Шахбике-ханум сидела на мягкой подушке на главном месте в комнате, опираясь на многочисленные мутаки. Широкие шелковые юбки, надетые одна поверх другой, не могли скрыть очертаний толстых ног, холмами возвышающихся над тюфяком. Шахбике-ханум опиралась округлыми локтями на колени, подперев пухлыми короткими пальцами подбородок. Пальцы были унизаны золотыми кольцами, блеск драгоценных камней слепил глаза. На полных запястьях позванивали браслеты. Алая шаль с кистями была накинута на плечи.
Гостьи тоже выставили напоказ все свои драгоценности и украшения, щеголяя друг перед другом своими праздничными нарядами.
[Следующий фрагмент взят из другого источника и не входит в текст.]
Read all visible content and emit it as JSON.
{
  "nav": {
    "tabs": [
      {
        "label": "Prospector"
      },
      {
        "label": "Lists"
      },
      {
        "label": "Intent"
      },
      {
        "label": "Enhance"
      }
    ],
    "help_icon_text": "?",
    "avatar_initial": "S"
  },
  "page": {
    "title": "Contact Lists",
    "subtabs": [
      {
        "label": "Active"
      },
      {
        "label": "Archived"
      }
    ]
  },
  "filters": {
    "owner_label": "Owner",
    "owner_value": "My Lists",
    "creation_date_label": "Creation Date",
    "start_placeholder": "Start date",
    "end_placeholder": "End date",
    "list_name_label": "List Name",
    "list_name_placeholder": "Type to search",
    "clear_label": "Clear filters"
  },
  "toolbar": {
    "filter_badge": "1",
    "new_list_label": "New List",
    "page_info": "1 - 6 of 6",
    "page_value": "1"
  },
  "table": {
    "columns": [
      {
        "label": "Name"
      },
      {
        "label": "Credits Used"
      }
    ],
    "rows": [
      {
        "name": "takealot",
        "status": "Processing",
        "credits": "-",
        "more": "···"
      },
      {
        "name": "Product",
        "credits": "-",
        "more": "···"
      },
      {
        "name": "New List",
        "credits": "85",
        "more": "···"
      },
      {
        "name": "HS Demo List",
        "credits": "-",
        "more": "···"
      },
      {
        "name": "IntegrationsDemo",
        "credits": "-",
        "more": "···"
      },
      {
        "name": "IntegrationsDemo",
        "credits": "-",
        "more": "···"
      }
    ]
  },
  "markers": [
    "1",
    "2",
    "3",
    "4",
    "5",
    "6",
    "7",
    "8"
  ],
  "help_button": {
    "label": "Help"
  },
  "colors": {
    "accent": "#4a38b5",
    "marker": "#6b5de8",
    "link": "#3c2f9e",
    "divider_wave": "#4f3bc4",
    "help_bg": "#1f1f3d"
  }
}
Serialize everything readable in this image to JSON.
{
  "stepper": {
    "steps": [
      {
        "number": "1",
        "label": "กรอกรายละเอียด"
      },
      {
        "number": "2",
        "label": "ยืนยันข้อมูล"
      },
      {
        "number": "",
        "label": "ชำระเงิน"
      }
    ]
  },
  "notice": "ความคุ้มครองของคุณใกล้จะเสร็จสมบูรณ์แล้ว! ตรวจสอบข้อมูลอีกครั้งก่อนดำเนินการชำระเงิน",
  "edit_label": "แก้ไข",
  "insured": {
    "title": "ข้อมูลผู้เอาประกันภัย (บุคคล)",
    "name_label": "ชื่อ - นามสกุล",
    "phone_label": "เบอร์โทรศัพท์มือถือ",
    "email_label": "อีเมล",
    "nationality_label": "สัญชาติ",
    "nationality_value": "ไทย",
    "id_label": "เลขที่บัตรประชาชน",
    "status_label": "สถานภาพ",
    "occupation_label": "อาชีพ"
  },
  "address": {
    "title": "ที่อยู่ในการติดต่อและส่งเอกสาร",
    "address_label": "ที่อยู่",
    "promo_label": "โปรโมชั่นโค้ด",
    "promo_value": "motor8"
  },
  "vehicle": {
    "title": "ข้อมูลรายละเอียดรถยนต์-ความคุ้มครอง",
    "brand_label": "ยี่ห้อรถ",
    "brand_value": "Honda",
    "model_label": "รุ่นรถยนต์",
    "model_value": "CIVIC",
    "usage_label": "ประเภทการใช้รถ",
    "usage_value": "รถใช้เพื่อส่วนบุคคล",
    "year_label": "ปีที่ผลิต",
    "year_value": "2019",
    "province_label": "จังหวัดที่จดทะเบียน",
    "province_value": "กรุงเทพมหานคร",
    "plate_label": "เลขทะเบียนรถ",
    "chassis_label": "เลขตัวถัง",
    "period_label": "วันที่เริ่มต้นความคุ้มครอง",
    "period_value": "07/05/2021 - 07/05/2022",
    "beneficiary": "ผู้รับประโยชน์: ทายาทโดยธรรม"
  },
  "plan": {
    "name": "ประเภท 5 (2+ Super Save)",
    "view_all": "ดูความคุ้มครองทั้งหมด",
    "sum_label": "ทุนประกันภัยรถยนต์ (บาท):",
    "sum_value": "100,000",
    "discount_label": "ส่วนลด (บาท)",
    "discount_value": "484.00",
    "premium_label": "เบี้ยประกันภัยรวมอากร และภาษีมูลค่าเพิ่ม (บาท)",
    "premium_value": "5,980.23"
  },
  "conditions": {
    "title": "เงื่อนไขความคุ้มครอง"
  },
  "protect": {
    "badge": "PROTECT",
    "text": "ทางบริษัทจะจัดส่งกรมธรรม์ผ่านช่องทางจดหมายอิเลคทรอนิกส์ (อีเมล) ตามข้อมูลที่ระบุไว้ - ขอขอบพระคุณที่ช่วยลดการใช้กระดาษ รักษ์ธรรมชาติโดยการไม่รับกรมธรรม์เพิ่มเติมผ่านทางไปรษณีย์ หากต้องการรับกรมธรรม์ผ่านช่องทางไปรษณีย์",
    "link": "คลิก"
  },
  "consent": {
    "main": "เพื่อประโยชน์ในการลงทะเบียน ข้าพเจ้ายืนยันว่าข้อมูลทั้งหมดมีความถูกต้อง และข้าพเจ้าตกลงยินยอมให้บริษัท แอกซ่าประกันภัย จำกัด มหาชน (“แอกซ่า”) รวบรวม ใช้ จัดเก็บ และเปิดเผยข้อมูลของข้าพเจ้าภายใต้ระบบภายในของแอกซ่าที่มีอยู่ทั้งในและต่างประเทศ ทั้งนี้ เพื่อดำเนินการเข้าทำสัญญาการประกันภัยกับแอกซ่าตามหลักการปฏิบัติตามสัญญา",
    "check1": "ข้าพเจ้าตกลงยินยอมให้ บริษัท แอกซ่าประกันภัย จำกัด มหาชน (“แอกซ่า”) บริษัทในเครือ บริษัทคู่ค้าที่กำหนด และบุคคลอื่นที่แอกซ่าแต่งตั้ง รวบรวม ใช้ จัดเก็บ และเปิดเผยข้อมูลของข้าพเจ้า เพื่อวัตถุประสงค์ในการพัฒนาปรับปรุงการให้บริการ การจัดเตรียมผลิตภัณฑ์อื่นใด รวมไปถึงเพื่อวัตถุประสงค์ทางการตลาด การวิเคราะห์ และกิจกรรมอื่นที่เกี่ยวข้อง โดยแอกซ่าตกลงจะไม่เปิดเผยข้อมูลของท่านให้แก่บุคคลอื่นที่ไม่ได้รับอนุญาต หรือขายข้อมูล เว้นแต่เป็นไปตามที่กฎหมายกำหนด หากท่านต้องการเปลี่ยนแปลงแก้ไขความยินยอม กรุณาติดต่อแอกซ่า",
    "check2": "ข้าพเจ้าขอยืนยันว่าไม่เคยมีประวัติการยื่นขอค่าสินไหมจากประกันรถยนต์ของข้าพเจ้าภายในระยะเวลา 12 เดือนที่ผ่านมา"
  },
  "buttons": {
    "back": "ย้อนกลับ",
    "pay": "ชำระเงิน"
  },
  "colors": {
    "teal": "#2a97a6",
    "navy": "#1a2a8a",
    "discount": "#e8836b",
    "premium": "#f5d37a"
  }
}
Шахбике оглядела усевшихся в круг девушек и женщин и открыла праздник:
- Смотрите, негодницы, сегодня ночью никто из нас не должен спать! Будем есть, пить, танцевать и петь. Каждый может делать то, что пожелает! Мужчин дома нет, если не принимать во внимание слуг.
- Э-э-э, кто принимает слугу за мужчину?
- У каждой из нас в доме слуги, ну и что... Раздался дружный смех.
Чеменгюль и Сона расстилали перед женщинами скатерти, обнесли всех водой для мытья рук, потом внесли душистое, тушенное с зеленью мясо. Блюда сменяли одно другое. Раз пять менялись тарелки. Слуги, мужчины и женщины, споро выполняли все приказания хозяйки, следя за тем, чтобы на столе всего было вдоволь. Сона не замечала усталости. Она запоминала обычаи, прежде незнакомые ей.
Наконец скатерти и посуда были убраны. По знаку Шахбике-ханум в центре комнаты появилась одна из служанок, которая заиграла на маленькой гармонике. Гостьи начали танцевать. Слуги столпились в дверях, наблюдая за танцующими. Сона стояла рядом с Чеменгюль. Мелодия напоминала ей былые времена, вернее, увела ее от сегодняшнего дня, от положения служанки, от переживаний и забот, выпавших на ее долю. Она невольно поддалась ритму звучащей мелодии, неосознанно повторяя движения танцующих женщин... "Как хорошо танцуют эти девушки, хоть они и не обучались танцам, как мои подружки Малейка, Иззет, Ниса... Как много людей, чувствующих танец, увлеченных им, о аллах!..." Она запоминала новые для себя движения рук, повороты головы, вибрации плечами, изящные изгибы шеи... Она вспоминала, как Махмуд-ага рассказывал ей, что на свете есть страны, в которых танец считают священным ритуалом. Даже молитву творят в танце, избави аллах! "Почему я не родилась в такой стране, где танцевать можно всегда, где это не является зазорным! Вот если бы наши обычаи переменить на подобные. Неужели когда-нибудь придет время, когда танцовщиц не будут называть "чанги"? Когда их искусство, их труд будет вызывать не ненависть, а уважение? Когда танцовщиц станут принимать за людей, у которых то же сердце, что и у других людей, а может быть, еще более чувствующее... О аллах! Помоги!"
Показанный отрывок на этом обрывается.